We have turned over the city of Eski-Shehir to the Germans, who promise to attend to its needs and to those of the surrounding region. We hope through the above arrangements to get into direct touch with more than half the refugees in Asia Minor, and trust that where our work is unable to reach them other helpers may come forward to tide them over this first difficult winter.

Activities of the Red Crescent Society

The Turkish Red Crescent Society has come forward so nobly during the present war that it has delighted observers by the depth and force of its vitality. A national institution of humanitarian aims, it had been recognized as such in the Geneva Conference of 1864—but though it had worked efficiently in the Russian and Turco-Greek wars of the last century, it is only lately, through the impulsion given to it some years ago by Mrs. Rifaat Pasha, wife of the present Turkish Ambassador in Paris, that its more modern organization and increased capital have brought it to the front, able to compete in usefulness and resource with the Red Cross Societies in other countries.

The society is managed by a Central Committee, composed of 30 members, subject to the approval of a president and to the occasional control of the government. At present His Excellency Hussein Hilmi Pasha, Ottoman Ambassador in Vienna, is president of the Red Crescent.

At the beginning of the Turco-Balkan war the Red Crescent Committee founded three hospitals for the wounded—one numbering over 600 beds—in the capital of the Empire, and several in the provinces, notably at Salonica, Adrianople, Uskub, Loule-Bourgas, etc., appointing well-equipped staffs of nurses and doctors. The necessary surgical instruments and medical supplies were procured from abroad, and recently ambulances were ordered from South Bend, Indiana. Four transportable hospitals of 100 beds each were received from England, and following the example set by European nations in such cases, the Red Crescent established field kitchens in the principal camps, which supplied the harrassed soldiers with soup and bread.

When the cholera broke out among the hapless troops, and they were sent back to Constantinople for treatment, the society organized three more new hospitals in the choleraic centers of Hademkeny, San-Stefano, etc., and as the sick soon filled to overflowing the epidemic wards hastily founded in the capital, the Red Crescent had the mosques of the city opened to the sufferers and supplied them with food, linen and medical care.

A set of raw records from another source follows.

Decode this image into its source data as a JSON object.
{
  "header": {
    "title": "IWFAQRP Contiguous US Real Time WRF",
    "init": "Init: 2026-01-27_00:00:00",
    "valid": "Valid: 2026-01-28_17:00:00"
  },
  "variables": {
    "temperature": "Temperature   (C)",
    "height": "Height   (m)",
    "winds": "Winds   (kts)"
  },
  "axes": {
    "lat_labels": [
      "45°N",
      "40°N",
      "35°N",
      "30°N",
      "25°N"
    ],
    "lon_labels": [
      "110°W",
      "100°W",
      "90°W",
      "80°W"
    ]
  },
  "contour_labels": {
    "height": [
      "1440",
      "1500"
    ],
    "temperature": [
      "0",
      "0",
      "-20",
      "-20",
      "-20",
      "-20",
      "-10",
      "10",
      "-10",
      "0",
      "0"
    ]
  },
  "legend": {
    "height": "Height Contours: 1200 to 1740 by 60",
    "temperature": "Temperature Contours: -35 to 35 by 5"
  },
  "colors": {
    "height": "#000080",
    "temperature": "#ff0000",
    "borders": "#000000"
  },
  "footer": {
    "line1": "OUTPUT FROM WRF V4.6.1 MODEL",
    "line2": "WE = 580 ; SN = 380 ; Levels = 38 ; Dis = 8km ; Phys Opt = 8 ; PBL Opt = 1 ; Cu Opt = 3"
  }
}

It is computed that about 3,000 soldiers were supported in these improvised hospitals between the beginning of October and the end of November, 1912, and in this heavy task the Red Crescent was assisted by its branch missions of Hindoustan, Egypt and England, who took their full share of the heavy nursing and relief work. Besides the hospitals thus run, the Red Crescent sent Lt. 7500 in cash to the military sanitary authorities of Constantinople, as well as very numerous suits of clothing, articles of bedding and medicinal supplies.